Abby Minton was offering magnets created by IO Handmade Crafts. The work of the organization is as altruistic as it is beautifully detailed.
"Today, sales are going to help LGBTQIA homeless youth at The Crib," Minton said. "Forty percent of homeless youth make up the LGBTQIA population which is highly disproportionate so we wanted to make a difference."
"A lot of younger kids are being rejected from their homes," Minton added. "But when we talk to them, they are very courageous. They would rather be out and homeless than inside and miserable."
Minton hoped to make $500 from the day, the proceeds of which will go to the homeless shelter which is a project of the Chicago-based Night Ministry.
Entertainment at the rally ran the gamut of spoken word, music, dance and even some body-affirming burlesque.
Performers included Kaycee Ortiz, Tiff Beatty, Miz Jellie Mae Jones, The History Makers, Tweak, Milani Ninja, Tasha, Holliwood Monroe and Bella Bahhs. The emcees for the show were Niki Gee and Miss Eboni.
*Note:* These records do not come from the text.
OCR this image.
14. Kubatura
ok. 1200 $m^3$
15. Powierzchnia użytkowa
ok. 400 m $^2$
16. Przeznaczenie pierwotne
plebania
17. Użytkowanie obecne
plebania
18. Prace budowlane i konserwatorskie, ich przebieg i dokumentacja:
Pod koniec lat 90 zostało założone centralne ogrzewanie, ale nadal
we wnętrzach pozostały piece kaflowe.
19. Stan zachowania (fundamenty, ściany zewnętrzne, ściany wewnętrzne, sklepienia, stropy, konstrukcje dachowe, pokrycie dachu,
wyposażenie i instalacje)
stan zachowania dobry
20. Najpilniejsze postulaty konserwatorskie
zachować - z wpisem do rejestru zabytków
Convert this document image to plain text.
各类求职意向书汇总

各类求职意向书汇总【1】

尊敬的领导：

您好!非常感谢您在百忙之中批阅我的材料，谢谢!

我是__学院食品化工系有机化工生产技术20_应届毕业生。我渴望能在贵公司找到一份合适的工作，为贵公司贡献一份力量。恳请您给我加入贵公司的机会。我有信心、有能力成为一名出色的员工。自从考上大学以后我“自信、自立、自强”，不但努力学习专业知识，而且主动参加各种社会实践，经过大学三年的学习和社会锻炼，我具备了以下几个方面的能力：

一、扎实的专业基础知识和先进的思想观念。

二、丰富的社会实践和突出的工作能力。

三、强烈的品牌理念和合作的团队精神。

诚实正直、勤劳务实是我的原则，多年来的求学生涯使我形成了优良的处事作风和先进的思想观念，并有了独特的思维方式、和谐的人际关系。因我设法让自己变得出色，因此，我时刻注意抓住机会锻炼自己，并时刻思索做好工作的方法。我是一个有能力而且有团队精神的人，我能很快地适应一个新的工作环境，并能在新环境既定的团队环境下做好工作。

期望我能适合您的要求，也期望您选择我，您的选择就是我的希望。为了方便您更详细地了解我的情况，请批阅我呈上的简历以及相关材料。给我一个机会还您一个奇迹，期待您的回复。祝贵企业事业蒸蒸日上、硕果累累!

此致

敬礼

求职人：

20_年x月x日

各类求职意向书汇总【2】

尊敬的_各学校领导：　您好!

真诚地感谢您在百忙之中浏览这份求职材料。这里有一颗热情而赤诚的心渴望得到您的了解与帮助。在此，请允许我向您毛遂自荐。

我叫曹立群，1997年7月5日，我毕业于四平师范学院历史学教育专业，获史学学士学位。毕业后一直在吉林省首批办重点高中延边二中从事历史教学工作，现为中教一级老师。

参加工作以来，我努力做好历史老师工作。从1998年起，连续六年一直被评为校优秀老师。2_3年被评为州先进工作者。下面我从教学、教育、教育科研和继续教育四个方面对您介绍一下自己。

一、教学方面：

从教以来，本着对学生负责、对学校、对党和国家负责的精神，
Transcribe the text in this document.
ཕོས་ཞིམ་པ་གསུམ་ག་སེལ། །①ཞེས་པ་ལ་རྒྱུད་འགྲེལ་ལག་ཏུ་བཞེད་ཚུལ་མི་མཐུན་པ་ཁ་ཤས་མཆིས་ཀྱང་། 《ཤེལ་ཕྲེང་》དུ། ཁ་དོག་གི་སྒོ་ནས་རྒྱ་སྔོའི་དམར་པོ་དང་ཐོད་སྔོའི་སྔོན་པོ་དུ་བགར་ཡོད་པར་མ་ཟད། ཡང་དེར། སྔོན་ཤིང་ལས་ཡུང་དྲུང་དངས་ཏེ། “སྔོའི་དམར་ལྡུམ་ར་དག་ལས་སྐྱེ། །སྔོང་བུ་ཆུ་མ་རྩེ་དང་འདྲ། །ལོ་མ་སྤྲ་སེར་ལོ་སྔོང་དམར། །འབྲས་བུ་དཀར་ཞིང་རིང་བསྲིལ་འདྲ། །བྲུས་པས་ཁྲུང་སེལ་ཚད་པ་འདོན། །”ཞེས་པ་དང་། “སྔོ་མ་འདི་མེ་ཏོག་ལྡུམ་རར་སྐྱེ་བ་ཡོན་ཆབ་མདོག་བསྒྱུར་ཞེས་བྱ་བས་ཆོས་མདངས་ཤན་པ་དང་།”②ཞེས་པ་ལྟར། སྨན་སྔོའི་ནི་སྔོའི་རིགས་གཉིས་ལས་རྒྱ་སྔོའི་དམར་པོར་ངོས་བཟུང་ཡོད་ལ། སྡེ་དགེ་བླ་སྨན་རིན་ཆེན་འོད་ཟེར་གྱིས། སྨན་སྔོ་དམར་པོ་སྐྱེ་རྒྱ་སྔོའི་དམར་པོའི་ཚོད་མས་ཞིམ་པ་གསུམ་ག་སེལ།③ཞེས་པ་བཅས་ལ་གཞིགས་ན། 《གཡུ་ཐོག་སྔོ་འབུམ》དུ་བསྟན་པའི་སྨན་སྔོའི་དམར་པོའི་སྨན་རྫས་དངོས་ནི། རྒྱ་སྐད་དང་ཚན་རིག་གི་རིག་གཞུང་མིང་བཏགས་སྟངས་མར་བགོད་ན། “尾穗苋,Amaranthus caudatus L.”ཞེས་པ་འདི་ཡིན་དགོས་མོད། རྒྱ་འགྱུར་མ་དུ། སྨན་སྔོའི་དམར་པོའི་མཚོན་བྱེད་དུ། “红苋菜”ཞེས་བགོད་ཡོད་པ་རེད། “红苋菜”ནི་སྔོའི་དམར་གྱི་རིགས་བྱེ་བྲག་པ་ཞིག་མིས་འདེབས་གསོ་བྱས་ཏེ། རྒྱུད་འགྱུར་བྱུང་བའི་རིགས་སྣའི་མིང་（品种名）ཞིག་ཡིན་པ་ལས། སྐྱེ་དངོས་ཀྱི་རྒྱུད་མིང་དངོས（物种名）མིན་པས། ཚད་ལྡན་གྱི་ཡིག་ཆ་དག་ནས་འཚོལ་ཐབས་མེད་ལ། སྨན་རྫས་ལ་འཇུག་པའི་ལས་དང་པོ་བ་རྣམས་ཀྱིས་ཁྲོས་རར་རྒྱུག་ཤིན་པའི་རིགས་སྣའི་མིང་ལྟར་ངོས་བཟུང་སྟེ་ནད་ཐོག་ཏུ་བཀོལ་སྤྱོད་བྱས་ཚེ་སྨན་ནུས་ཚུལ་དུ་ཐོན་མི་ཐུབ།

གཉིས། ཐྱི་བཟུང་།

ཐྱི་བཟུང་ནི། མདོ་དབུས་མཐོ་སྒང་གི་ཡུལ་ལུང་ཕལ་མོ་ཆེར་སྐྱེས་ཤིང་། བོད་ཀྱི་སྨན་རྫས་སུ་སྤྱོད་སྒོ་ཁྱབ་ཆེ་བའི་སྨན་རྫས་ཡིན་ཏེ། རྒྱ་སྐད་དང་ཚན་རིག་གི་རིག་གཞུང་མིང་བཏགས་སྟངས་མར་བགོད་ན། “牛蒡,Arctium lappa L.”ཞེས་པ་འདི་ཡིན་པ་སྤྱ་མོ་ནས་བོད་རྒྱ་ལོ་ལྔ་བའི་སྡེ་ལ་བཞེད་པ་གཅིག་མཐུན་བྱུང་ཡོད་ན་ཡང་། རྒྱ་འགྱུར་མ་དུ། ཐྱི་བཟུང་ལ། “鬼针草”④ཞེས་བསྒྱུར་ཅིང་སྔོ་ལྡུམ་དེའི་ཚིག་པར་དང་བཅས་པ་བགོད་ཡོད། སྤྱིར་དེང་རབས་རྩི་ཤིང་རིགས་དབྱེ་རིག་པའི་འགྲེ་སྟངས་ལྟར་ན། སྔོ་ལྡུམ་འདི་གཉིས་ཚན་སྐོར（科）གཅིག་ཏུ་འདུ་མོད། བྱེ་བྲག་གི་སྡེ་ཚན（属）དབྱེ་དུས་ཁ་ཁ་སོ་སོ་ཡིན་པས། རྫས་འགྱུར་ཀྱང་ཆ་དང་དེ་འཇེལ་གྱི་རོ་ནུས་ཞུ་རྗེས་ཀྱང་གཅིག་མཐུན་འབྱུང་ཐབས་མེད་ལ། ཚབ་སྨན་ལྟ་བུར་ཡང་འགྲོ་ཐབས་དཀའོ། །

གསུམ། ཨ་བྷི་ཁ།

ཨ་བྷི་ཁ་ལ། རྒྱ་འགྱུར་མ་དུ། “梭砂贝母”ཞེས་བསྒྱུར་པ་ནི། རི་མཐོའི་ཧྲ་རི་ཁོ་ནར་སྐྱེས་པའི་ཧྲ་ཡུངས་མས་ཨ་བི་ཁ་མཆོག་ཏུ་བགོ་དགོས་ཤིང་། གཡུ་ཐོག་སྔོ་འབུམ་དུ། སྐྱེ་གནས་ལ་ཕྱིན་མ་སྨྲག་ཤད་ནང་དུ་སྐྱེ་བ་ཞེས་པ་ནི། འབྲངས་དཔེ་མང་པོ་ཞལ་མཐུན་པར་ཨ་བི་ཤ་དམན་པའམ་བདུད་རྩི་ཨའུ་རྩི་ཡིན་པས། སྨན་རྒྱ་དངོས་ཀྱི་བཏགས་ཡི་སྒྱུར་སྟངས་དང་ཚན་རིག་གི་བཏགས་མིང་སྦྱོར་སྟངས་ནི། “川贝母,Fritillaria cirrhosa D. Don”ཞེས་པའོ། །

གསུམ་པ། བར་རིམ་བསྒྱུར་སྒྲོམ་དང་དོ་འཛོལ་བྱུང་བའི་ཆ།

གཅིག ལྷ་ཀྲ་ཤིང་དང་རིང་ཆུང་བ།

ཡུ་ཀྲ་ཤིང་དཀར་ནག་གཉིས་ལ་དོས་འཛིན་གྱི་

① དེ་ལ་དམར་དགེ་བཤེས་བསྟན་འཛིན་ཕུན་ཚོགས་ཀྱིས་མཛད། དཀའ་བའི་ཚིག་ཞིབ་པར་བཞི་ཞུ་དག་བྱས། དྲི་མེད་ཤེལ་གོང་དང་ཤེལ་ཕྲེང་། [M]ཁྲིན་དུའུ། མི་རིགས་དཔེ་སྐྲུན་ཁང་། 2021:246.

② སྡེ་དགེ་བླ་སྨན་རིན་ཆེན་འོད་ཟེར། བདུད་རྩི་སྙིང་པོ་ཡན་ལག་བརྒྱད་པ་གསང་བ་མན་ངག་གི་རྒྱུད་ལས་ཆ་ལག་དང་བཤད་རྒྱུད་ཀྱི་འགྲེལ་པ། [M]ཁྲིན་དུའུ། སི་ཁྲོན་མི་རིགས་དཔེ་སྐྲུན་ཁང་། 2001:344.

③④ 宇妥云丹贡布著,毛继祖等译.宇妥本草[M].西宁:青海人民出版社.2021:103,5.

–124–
Just as in 1996, Dyke March core organizers were floored by the unprecedented turnout for the event.
It was Sadie's first year as a member of the Dyke March Collective and the fourth as a Dyke March participant.
"It's fantastic!" Sadie said. "I think that a lot of people are feeling that it's a very important time to be at an event like this. We love and care about each other. We protect each other. We're really invested in that and we're intentional about building structures that create safety and support."
Although there will be a long break before discussions even begin about Dyke March 2017, Garcia and a number of others mentioned that, if they had their wish, they would like to see the event move to a neighborhood like Little Village.
"The fact that the Dyke March is still very much taking it to the streets gives me hope," Garcia said.